SMC gets deadline to comply with PSE request
The Philippine Stock Exchange (PSE) has given San Miguel Corp. until tomorrow morning to provide accurate, fair and complete disclosure of material facts in connection with the option agreement it signed with Ashmore Unit SEA Refinery Holdings B.V. for the purchase of up to 50.1 percent interest in oil utility giant Petron Corp.
The deadline within which San Miguel was directed to respond to the PSE’s show-cause letter was originally set last Friday but the food and drink conglomerate sought for an extension, which the local bourse granted.
To assist San Miguel in preparing a comprehensive reply/and or disclosure of material information, the PSE issued guide questions instead of requiring San Miguel to submit a copy of its option agreement.

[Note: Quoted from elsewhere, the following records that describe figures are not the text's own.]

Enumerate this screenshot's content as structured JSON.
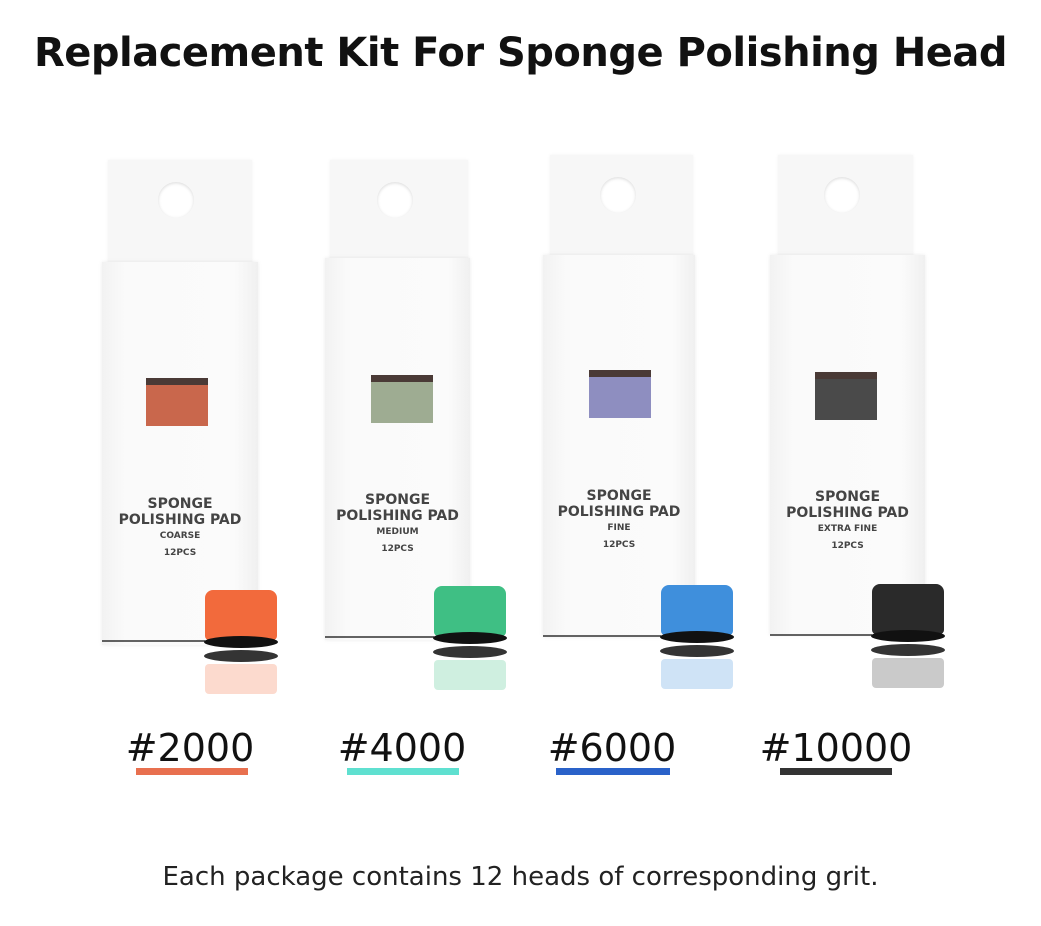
{
  "title": "Replacement Kit For Sponge Polishing Head",
  "products": [
    {
      "line1": "SPONGE",
      "line2": "POLISHING PAD",
      "grade": "COARSE",
      "count": "12PCS",
      "grit": "#2000",
      "swatch_color": "#c9674c",
      "sponge_color": "#f26a3c",
      "bar_color": "#e8704f"
    },
    {
      "line1": "SPONGE",
      "line2": "POLISHING PAD",
      "grade": "MEDIUM",
      "count": "12PCS",
      "grit": "#4000",
      "swatch_color": "#9eac92",
      "sponge_color": "#3fbf84",
      "bar_color": "#5fe0d0"
    },
    {
      "line1": "SPONGE",
      "line2": "POLISHING PAD",
      "grade": "FINE",
      "count": "12PCS",
      "grit": "#6000",
      "swatch_color": "#8e8ec0",
      "sponge_color": "#3f8fdc",
      "bar_color": "#2a62c9"
    },
    {
      "line1": "SPONGE",
      "line2": "POLISHING PAD",
      "grade": "EXTRA FINE",
      "count": "12PCS",
      "grit": "#10000",
      "swatch_color": "#4a4a4a",
      "sponge_color": "#2a2a2a",
      "bar_color": "#333333"
    }
  ],
  "footer": "Each package contains 12 heads of corresponding grit."
}
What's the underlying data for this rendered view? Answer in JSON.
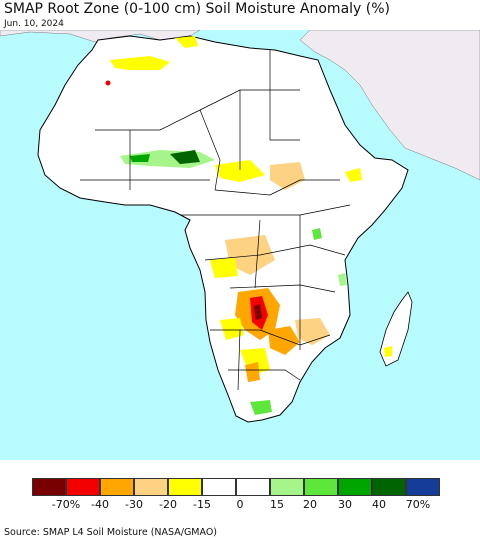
{
  "title": "SMAP Root Zone (0-100 cm) Soil Moisture Anomaly (%)",
  "date": "Jun. 10, 2024",
  "source": "Source: SMAP L4 Soil Moisture (NASA/GMAO)",
  "legend": {
    "colors": [
      "#780000",
      "#f50000",
      "#ffa600",
      "#fdd283",
      "#ffff00",
      "#ffffff",
      "#ffffff",
      "#a5f58a",
      "#5fe63c",
      "#00a500",
      "#006400",
      "#163c99"
    ],
    "ticks": [
      "-70%",
      "-40",
      "-30",
      "-20",
      "-15",
      "0",
      "15",
      "20",
      "30",
      "40",
      "70%"
    ]
  },
  "map": {
    "ocean_color": "#b7fbff",
    "land_color": "#ffffff",
    "nodata_color": "#efebf1",
    "border_color": "#000000"
  }
}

San Miguel was asked to disclose the key terms of the option agreement to include the nature of the option, strike price or exercise price per share, duration of the option, exercise date, option fee/premium, if the option fee will form part of the total consideration upon exercise, any conditions for the exercise of the option, basis upon which the option price exercise was determined, spot price of the underlying shares, any anticipated dividends in the underlying asset, voting agreements regarding Petron, among others.
San Miguel refused to provide the stock exchange a copy of the option agreement, saying it was bound by a confidentiality agreement. It cited Article 1314 of the Civil Code which states that “any third person who induces another to violate his contract shall be liable for damages to the other contracting party.”
“The right of private parties not to disclose agreements between or among them is protected by the constitutional rights of liberty, property and privacy. They continue to be private agreements and the documents evidencing the agreements continue to be private documents, not subject to examination or reproduction by the public,” said Ferdinand Constantino, corporate information officer of San Miguel.
Under the option agreement, San Miguel has the exclusive right to acquire up to 100 percent of SEA Refinery Holdings B.V.’s interest in SEA Refinery Corp. which owns 50.1 percent of Petron. The option may be exercised by San Miguel within a period of two years from Dec. 24, 2008.
Constantino assured the public that while the option agreement does not trigger a tender offer at this time, the conglomerate will comply with all applicable laws, rules and regulations.
San Miguel has not formally acquired any stake in Petron yet but it has already secured three slots on the oil firm’s board of directors by virtue of the agreement with the Ashmore Group.